I’m 57. Not long ago I spent some time near a younger woman. She has black hair and skinny arms and legs—“my twig-like arm,” she said in passing, because she likes to turn a phrase. She talks a lot. And not long ago I was shot down by a woman, a person I adore. She’s young too. Her hair’s blonde and I find she has a composed manner, including when I’m shot down.
At some point in these proceedings I had the dream described below. The morning that I did, I woke up and felt discomposed. I’d been inspecting matters that ought to be somewhere else, not in view. Down an oblique hallway in a house you don’t visit, there’s a wall mounted with the blown-up print from your life’s back-of-the-bottle instructions. To this place I’d gone.
The preceding sounds like a dream in itself, but no. All that was the feeling I had the next day. The dream as presented was elusive only because it shot by in fragments. The fragments themselves stared at you; they seemed like footage screened behind the eyelids. A stretch of gray asphalt through green trees, the boondocks. Seen from overhead. One car is there, placed in a bright, empty midday and presumably headed somewhere.

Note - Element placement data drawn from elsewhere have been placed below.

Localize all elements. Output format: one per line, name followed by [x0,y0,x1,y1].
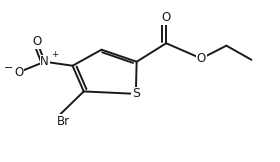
Text: −: − [4,63,13,73]
Text: N: N [40,55,49,68]
Text: +: + [52,50,59,59]
Text: O: O [32,35,41,48]
Text: Br: Br [57,115,70,128]
Text: O: O [14,66,24,79]
Text: O: O [162,11,171,24]
Text: S: S [132,87,140,100]
Text: O: O [197,52,206,65]
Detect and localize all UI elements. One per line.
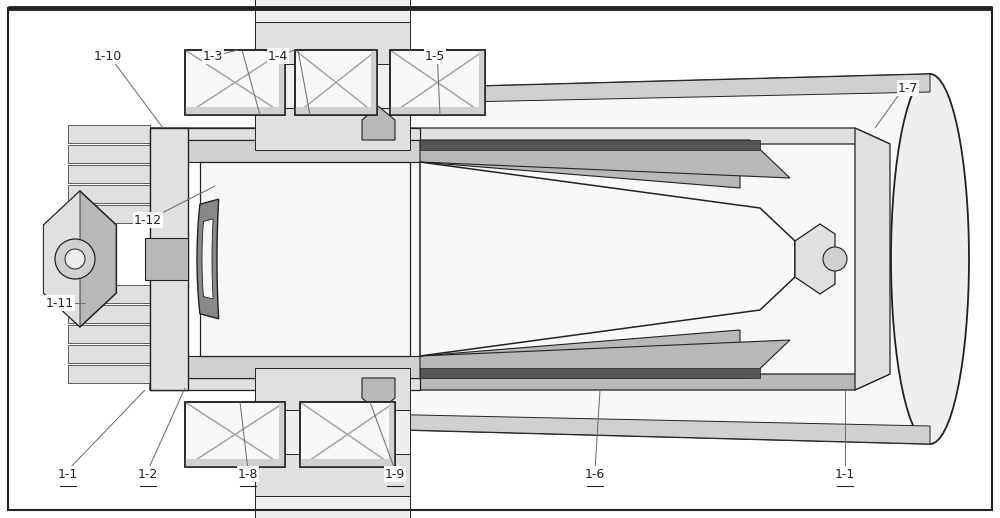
Bar	[300, 402, 395, 467]
Polygon shape	[68, 165, 150, 183]
Polygon shape	[44, 191, 80, 327]
Bar	[185, 50, 285, 115]
Polygon shape	[279, 402, 285, 467]
Polygon shape	[68, 205, 150, 223]
Polygon shape	[150, 128, 890, 144]
Text: 1-9: 1-9	[385, 468, 405, 481]
Circle shape	[65, 249, 85, 269]
Polygon shape	[68, 325, 150, 343]
Polygon shape	[255, 496, 410, 518]
Polygon shape	[371, 50, 377, 115]
Polygon shape	[420, 340, 790, 378]
Bar	[185, 50, 285, 115]
Polygon shape	[68, 345, 150, 363]
Text: 1-12: 1-12	[134, 213, 162, 226]
Bar	[300, 402, 395, 467]
Polygon shape	[150, 378, 420, 390]
Polygon shape	[295, 107, 377, 115]
Bar	[390, 50, 485, 115]
Polygon shape	[362, 378, 395, 412]
Polygon shape	[185, 107, 285, 115]
Polygon shape	[389, 402, 395, 467]
Ellipse shape	[891, 74, 969, 444]
Polygon shape	[150, 370, 420, 378]
Polygon shape	[255, 368, 410, 410]
Polygon shape	[255, 0, 410, 22]
Bar	[185, 402, 285, 467]
Polygon shape	[150, 128, 420, 140]
Bar	[295, 50, 377, 115]
Polygon shape	[145, 238, 188, 280]
Polygon shape	[44, 191, 116, 327]
Polygon shape	[420, 162, 795, 356]
Text: 1-1: 1-1	[58, 468, 78, 481]
Polygon shape	[370, 74, 930, 104]
Polygon shape	[255, 64, 410, 108]
Polygon shape	[420, 368, 760, 378]
Polygon shape	[200, 162, 410, 356]
Polygon shape	[420, 140, 790, 178]
Polygon shape	[68, 305, 150, 323]
Text: 1-5: 1-5	[425, 50, 445, 63]
Polygon shape	[370, 414, 930, 444]
Circle shape	[823, 247, 847, 271]
Polygon shape	[255, 108, 410, 150]
Polygon shape	[150, 128, 188, 390]
Bar	[390, 50, 485, 115]
Polygon shape	[150, 128, 155, 390]
Text: 1-4: 1-4	[268, 50, 288, 63]
Polygon shape	[795, 224, 835, 294]
Polygon shape	[479, 50, 485, 115]
Circle shape	[55, 239, 95, 279]
Polygon shape	[150, 374, 890, 390]
Bar	[185, 402, 285, 467]
Polygon shape	[150, 356, 420, 378]
Polygon shape	[255, 452, 410, 496]
Polygon shape	[68, 365, 150, 383]
Polygon shape	[68, 185, 150, 203]
Polygon shape	[370, 74, 930, 444]
Polygon shape	[68, 285, 150, 303]
Polygon shape	[420, 330, 740, 356]
Polygon shape	[150, 140, 420, 162]
Polygon shape	[390, 107, 485, 115]
Text: 1-3: 1-3	[203, 50, 223, 63]
Polygon shape	[185, 459, 285, 467]
Text: 1-10: 1-10	[94, 50, 122, 63]
Polygon shape	[150, 140, 420, 148]
Polygon shape	[420, 140, 760, 150]
Text: 1-11: 1-11	[46, 296, 74, 309]
Polygon shape	[68, 125, 150, 143]
Text: 1-2: 1-2	[138, 468, 158, 481]
Polygon shape	[362, 106, 395, 140]
Polygon shape	[202, 219, 213, 299]
Polygon shape	[68, 145, 150, 163]
Polygon shape	[420, 162, 740, 188]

I’m not at the wheel. I look on the face of my college roommate’s ex-girlfriend. She’s 40 now. She’s a single mother with a handicapped child, like in the movies. The child sits in a bassinet and is shriveled. Limbs and torso are too small. The head might be the right size, but a shock of jagged black hair tops it. The child trapped in the bassinet talks with force and ability and rarely stops.
I suppose the child’s mother is driving us. Gwen, as I’ll call her, was never close to me. But here we’ve landed and somehow she counts in my life. Behind her I see the car window and a ray of sun. I’ve come here for some mid-life reason that has forced my hand. In a movie I’d be an aging son summoned to look after his stroke-ridden dad; more likely a daughter, since that’s how the movies play these things. Possibly I’m being driven from the bus station.
Seeing Gwen, I look on middle age. The former girl has entered upon decades. Is she pretty like I remember? As far as a man can tell, she wears no make-up. The dream Gwen has her blonde hair as old, but her face is longer. Perhaps this is more because of the dream, not age. Her cheekbones are more to view, like those of the black-haired woman and the real-life blonde woman. Gwen from old had been tremulous and off-balance. But in the dream the set to her face is composed, cooler, like that of the real-life blonde. Of course, this might be age. We take life’s blows and learn, supposedly. The single mother has been through the fires. She’s sober and detached.
In recent months I’d been thinking about Gwen. I mean, I’d been doing so awake. This was now and then, and who knows at what moments. I have time to pass. I review my life and how it ought to have gone. I review so many missed paths that sometime this spring I came to Gwen, who was long-legged and pretty but timid and (to me at least) a blank. Looking at my stray memories of her, I concluded that she spent a lot of college alone. So had I, and perhaps the pretty girl and I could’ve thrown in together and built a life. That was the tenor of these retrospective thoughts. Not landing a babe, just the two of us putting aside childish things to firm up our lives. I might’ve talked up her confidence about studies. She might’ve taken me running, trained me about stride; her example might’ve got me to the track each morning, and she would’ve learned about being the teacher for once.
Not that I’ve ever thought about what would come after. In theory we’d be laying the foundations of decent adult lives, the sort of life I wish I’d made. But my ruminations don’t touch on those lives. A sober, mutually affirming pair like the speculative Gwen and myself would no doubt stay on course until death. But I can’t imagine Gwen being interesting, and what kind of life is that? So I leave it out. Then, in the dream, I find myself alongside her. We’re someplace where the sun makes you feel lonely, and a voice chatters from the backseat. I suppose middle age and death and the trapped ego are concerned.
I wake up and the slats and pieces of my life lie on the floor. I step over them and eventually I write this.